Герберту и Эмили я понравился сразу, как только они увидели меня сидящим на полу с ботинками на руках, — похоже, обрадовались человеку, которому не повезло с мозгами еще больше, чем им: уж им-то, при всем их невысоком уровне знаний, известно, что ботинки носят на ногах. Они не спрашивали, что привело меня к их двери, — просто приютили, как приютили бы бездомную кошку, и с первой же минуты стали проявлять заботу, заставили повторять за ними их имена, дабы убедиться, что я все понимаю, а затем спросили, как зовут меня. Говард, сказал я, меня зовут Говард.

Они принесли мне стакан воды, и Эмили, не переставая хихикать, расческой убрала с моего лба взмокшую от пота прядь. «Говард — хорошее имя, — сказала она. — Ты любишь осень, Говард? Я люблю листопад, а ты?»

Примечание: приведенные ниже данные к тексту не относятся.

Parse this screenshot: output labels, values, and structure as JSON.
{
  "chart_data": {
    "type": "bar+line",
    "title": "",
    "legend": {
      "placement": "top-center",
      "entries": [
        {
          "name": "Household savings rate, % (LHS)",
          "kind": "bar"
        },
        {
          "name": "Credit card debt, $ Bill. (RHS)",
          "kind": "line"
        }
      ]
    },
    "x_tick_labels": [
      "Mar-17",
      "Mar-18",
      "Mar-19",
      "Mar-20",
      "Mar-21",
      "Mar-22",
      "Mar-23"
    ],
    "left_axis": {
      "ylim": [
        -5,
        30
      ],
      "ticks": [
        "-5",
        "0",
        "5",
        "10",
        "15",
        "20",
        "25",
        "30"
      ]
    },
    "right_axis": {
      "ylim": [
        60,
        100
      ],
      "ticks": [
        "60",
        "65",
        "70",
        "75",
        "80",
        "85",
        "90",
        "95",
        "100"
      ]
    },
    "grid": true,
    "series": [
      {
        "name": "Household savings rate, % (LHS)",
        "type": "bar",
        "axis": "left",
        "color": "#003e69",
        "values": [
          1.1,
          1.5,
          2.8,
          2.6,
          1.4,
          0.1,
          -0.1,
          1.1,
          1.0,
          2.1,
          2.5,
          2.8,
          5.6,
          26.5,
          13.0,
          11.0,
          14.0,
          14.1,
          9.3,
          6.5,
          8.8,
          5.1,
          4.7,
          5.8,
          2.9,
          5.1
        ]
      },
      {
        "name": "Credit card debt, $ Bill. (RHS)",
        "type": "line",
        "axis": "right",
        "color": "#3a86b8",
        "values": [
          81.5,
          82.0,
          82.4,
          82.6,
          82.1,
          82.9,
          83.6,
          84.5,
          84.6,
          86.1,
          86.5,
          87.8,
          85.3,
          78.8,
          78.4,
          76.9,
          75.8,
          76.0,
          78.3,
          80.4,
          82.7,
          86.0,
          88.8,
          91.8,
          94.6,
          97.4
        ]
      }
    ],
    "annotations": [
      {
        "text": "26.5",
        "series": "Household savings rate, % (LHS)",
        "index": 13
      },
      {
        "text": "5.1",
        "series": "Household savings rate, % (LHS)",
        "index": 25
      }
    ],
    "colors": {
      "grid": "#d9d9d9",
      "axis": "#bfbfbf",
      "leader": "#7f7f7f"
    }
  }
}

Они стащили ботинки у меня с рук и натянули на мокрые ступни. Герберт, раскрыв от усердия рот, завязывал шнурки, а Эмили наблюдала за ним так, словно он делал хирургическую операцию. «Аккуратно получилось, Герберт, правда, хорошо», — сказала она. Когда я решил, что опасность миновала и можно уходить, они настояли на том, чтобы проводить меня до гаража и убедиться, что, забираясь по лестнице наверх, я не упаду.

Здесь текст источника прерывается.